DV: I started competing in freediving competitions in 2006 next to my nine-to-five office job. When the financial crisis hit in 2008, I just started a new job as a graphic designer. When the economy shrank too much, they had to let me go. I just invested in a new camera, so I was taking many pictures on land and sold some of them too. At the same time, I tried giving professional freediving a go by becoming a professional safety diver but that was seasonal work so I couldn’t really make a living with that. I then met a girl in 2010 in the UK and she had her own gardening business, so I started working for her. I slowly saved up enough money to buy a new camera and an underwater housing and I started taking photos underwater. By 2014, I had enough of a reputation and portfolio that I was able to make a living as an underwater photographer.
OM: HOW DID YOU LEARN YOUR SKILLS? ARE YOU ENTIRELY SELF-TAUGHT?
DV: The funny story is that when I was 18 or 19, I applied to photography college. I showed them my portfolio and they wouldn’t let me in (laughs). So, everything I’ve done, I’ve taught myself or learned with the help of friends.

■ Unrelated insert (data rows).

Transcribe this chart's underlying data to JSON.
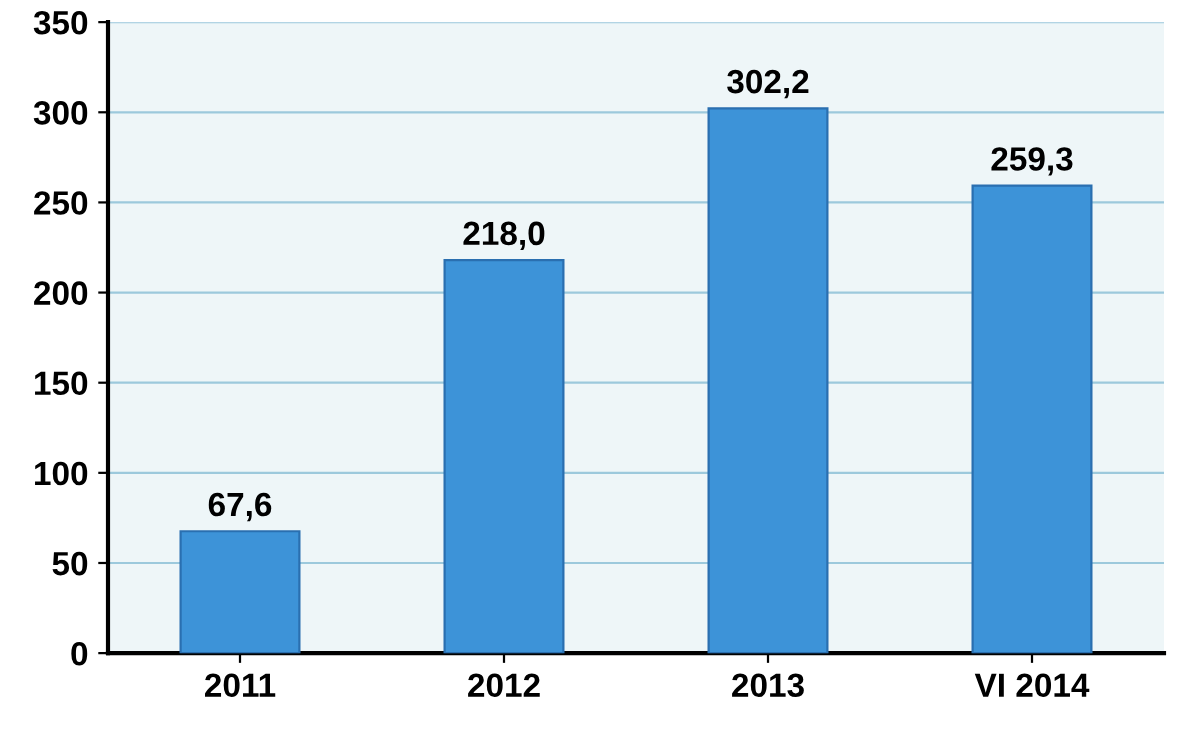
{
  "chart_data": {
    "type": "bar",
    "categories": [
      "2011",
      "2012",
      "2013",
      "VI 2014"
    ],
    "values": [
      67.6,
      218.0,
      302.2,
      259.3
    ],
    "value_labels": [
      "67,6",
      "218,0",
      "302,2",
      "259,3"
    ],
    "color": "#3d93d8",
    "ylim": [
      0,
      350
    ],
    "yticks": [
      0,
      50,
      100,
      150,
      200,
      250,
      300,
      350
    ],
    "grid": "y"
  }
}
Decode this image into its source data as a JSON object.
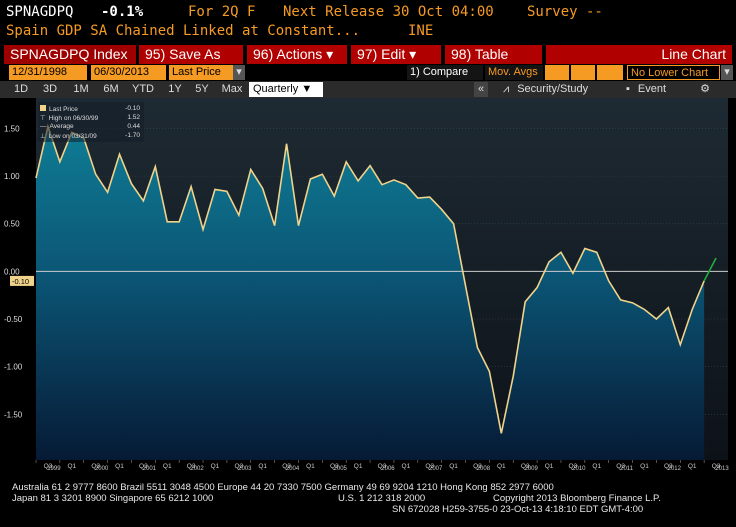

OM: YOUR WIFE, NATIONAL FREEDIVING CHAMPION GEORGINA MILLER, AND YOU FOUNDED AQUACITY FREEDIVING IN CORNWALL. HAVE YOU NOTICED INCREASING INTEREST IN FREEDIVING SINCE THE PANDEMIC?
DV: We’ve been here since 2015 and every year, it is getting busier and busier. Georgina started instructing courses by herself and today, we have three to four instructors just to get the high number of people through. It’s very much a growing business.